You have received a lot of good advice here OP.

When you wrote about why the relationship failed you seemed to put a lot of emphasis on your personality being passive and not being able to make decisions etc. This did not cause your Ex's behaviour. He is a controlling and abusive man and your response - closing down - is a common one. He made many choices, to control and to hit you which resulted in the courts deciding he should have no direct role in your children's lives. Just because he chose not to have any contact at all for so many years doesn't change the fact that he is not a suitable parent.

Your children have wisely made a choice. They don't want contact with him not just because they saw him hit you but because they know he is controlling and dangerous. You need to remember this and make sure you are not drawn in to further contact - he is just trying to manipulate and control you again - and this must be blocked for your sake and the kids sake. He has proven himself not to be a safe and suitable parent and children only deserve parents who are.

If he wants to demonstrate his care for the children he should - at a minimum - be making financial contributions. That's what he owes them. No one owes him anything.

I'd do what others have said - pass all contact to your solicitor. Send him school reports and be done with him. Otherwise he will continue to manipulate you - and seek to control you to reel you and the children back in. Stop that now - dead in its tracks. Protect yourself and the children. And ignore him. He is toxic.

MulticolourMophead · 14/09/2018 08:42

Actually, OP, you don't even need to send the school reports. Get the school to send them directly and you don't need to even think about it.
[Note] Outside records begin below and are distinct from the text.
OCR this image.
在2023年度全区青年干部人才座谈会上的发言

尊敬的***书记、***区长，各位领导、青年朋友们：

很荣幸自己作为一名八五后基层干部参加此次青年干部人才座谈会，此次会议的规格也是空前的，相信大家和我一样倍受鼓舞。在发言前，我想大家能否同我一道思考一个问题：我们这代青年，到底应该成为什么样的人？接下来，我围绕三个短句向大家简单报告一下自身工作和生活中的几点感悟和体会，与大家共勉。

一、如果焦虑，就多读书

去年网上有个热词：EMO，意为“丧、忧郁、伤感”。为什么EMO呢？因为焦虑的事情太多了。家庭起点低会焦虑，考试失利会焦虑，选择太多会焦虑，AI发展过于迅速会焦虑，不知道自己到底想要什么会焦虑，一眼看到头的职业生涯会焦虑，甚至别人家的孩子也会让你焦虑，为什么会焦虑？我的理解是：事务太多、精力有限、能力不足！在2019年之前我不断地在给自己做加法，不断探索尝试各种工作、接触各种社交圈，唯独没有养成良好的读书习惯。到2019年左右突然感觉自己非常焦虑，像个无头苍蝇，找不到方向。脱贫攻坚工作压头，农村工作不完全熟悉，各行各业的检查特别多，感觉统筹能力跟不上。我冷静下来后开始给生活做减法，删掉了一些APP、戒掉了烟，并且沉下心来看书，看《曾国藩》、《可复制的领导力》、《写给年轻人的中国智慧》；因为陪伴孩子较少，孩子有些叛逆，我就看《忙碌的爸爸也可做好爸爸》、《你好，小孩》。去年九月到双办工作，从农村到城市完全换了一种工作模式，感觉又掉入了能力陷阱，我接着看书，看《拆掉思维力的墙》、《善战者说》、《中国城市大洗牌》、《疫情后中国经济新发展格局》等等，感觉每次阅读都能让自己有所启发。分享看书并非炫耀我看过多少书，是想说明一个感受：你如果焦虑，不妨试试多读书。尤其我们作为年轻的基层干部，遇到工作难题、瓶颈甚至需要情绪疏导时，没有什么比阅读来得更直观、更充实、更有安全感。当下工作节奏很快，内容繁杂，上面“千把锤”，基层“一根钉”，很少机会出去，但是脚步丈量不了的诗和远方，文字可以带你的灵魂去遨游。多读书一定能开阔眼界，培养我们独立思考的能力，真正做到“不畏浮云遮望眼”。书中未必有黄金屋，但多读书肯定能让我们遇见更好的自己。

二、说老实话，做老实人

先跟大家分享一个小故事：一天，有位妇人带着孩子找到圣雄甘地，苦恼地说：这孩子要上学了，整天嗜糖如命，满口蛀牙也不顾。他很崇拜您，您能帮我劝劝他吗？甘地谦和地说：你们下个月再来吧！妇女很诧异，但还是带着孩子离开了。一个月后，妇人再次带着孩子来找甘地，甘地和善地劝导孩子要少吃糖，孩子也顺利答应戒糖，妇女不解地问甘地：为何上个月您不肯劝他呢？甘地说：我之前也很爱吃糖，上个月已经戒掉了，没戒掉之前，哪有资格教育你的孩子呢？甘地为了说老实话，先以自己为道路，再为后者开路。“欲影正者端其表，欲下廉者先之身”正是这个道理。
PilarTernera · 14/09/2018 10:02

Don't bother getting the school to send him anything. It is not your responsibility. He can contact the school himself and ask for them, if he is genuinely interested in his children. He could have done so years ago, but he chose not to.

Ghostontoast · 14/09/2018 10:13

Another one who thinks the bullshit translator is great.

It would be tempting to send the bullshit redacted version back, (asa big fuck u) but I think *Allymcbeagles” reply is a good one to send.

KataraJean · 14/09/2018 12:15

Yes, by ‘your ex can get school reports sent to him’, I mean he can call up the school and ask the school to send them, NOT that you need to send them.